Just as the nurses were clearing me to go home, I had several frantic calls from Masami. The dog was very sick, vomiting and having diarrhea, she was going to take the dog to the emergency vet, what was the address and phone number of the emergency vet? Never mind she had found the address and phone number, she was on her way there, I would have to get home on my own. Fortunately, my parents still have their personal care team, and I called Maria, who was able to come to the hospital, drive me home, drive to the pharmacy to pick up the prescribed pain pills. Fortunately, the dog survived, but she had to remain at the emergency vet two nights, on IV fluids, having multiple tests.
I have the pain pills, but I did not use them; the doctors had warned that they would worsen my post-surgery constipation, so I started a regime of taking two Tylenol tablets every six hours, the maximum dosage per the label. I was able to get by on that, to sleep reasonably well, and to reduce the dosage to one pill every six hours after two days. I am now able to walk pretty well, including out around the neighborhood.
Today is Monday July 9, one week from surgery, and I am still at home, still recovering. I have an appointment to have the catheter and dressing removed on July 12, a date that cannot come too soon. And at that same time, I hope, I will receive the pathology report on the removed prostate, learn whether the tumor is still graded “three plus four,” learn whether there are “positive margins” and other important indicia of the cancer’s plans. I face some decisions, soon, about whether to have radiation therapy and hormone therapy.

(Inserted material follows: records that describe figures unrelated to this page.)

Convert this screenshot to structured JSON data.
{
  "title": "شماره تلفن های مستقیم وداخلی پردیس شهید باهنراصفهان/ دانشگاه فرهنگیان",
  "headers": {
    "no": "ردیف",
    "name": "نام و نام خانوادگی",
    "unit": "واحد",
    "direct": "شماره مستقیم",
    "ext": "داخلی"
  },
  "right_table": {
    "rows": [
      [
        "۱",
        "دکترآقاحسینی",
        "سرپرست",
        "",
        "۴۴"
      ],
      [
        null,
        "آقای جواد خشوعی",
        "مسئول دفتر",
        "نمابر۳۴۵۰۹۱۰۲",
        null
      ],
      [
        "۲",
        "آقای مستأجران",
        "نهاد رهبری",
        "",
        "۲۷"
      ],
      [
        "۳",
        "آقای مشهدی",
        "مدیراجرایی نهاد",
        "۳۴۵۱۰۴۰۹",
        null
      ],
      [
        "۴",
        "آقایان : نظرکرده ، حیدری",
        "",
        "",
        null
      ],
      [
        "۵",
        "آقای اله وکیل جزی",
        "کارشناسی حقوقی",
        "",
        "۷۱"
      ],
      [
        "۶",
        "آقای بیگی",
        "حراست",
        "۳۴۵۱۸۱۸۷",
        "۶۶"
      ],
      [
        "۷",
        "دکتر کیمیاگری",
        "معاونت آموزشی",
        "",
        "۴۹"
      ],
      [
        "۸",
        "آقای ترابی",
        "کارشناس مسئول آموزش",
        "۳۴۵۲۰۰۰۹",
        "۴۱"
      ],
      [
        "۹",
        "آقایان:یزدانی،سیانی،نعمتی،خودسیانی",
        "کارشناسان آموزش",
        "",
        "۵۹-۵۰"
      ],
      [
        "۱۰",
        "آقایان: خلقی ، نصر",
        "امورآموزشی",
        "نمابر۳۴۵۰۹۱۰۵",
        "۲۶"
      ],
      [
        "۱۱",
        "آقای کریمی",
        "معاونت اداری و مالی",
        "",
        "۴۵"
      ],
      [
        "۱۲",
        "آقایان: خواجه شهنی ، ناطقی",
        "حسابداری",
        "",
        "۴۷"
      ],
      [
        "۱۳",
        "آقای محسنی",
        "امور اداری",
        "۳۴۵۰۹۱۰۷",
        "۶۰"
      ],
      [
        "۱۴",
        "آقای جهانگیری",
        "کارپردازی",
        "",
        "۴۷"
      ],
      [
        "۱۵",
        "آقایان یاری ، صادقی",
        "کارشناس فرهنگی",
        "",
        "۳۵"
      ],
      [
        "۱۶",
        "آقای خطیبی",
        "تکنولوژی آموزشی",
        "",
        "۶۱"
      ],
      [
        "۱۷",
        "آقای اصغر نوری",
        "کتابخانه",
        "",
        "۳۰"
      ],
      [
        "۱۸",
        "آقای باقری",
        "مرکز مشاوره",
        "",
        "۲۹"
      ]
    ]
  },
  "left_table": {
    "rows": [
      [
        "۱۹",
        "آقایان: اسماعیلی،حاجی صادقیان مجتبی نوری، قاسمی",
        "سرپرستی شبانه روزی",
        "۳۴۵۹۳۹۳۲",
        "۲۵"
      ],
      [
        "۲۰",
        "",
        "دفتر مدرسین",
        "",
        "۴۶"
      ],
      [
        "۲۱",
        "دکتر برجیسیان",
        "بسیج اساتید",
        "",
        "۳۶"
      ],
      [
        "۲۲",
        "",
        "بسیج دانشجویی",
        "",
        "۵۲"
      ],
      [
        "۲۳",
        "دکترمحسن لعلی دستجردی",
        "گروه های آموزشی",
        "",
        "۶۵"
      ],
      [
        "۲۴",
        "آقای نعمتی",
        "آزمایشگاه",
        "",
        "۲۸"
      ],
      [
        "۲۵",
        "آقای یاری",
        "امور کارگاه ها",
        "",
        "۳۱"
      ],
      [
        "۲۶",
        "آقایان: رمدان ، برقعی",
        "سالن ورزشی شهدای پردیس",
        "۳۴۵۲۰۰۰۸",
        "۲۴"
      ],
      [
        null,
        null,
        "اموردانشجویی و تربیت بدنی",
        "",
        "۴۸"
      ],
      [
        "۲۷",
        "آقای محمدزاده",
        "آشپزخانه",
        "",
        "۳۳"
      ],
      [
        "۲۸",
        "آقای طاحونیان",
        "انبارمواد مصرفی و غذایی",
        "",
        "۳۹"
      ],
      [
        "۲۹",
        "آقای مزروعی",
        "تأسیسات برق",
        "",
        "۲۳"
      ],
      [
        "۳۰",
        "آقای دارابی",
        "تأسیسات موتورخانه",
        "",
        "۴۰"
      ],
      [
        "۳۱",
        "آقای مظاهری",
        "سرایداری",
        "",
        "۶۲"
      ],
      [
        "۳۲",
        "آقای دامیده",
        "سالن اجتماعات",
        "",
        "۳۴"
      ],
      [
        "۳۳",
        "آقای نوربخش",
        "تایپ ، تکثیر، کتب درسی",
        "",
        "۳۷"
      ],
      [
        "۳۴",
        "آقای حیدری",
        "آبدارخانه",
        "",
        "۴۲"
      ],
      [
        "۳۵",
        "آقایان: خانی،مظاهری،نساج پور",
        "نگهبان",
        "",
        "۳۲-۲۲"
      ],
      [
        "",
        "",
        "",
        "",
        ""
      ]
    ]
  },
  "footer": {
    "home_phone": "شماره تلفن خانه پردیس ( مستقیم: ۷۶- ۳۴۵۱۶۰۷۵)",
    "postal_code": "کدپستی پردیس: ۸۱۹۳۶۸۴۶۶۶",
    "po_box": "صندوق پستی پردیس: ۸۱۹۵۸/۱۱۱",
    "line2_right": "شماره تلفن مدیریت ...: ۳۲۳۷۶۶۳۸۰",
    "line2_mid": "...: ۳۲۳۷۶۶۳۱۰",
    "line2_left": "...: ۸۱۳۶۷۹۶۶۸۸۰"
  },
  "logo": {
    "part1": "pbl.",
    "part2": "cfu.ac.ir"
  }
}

My resolution, as I face cancer, is to live life better. To spend more time walking the dog, talking with friends and family, praying to God. I also intend to travel more; I hope by next summer to be strong enough to do more walking in Europe. I realize that in some sense these plans are inconsistent—one does not need to go to Europe to pray more often. But I am not aiming for sainthood.
For those readers who are keen to read my next book: I do hope to write and publish my biography of Salmon Portland Chase. But I am also going to have to allow time for cancer, and that may take more time than I anticipate. And so I have to say, about Salmon Chase and many other plans, Deo Volente. God willing.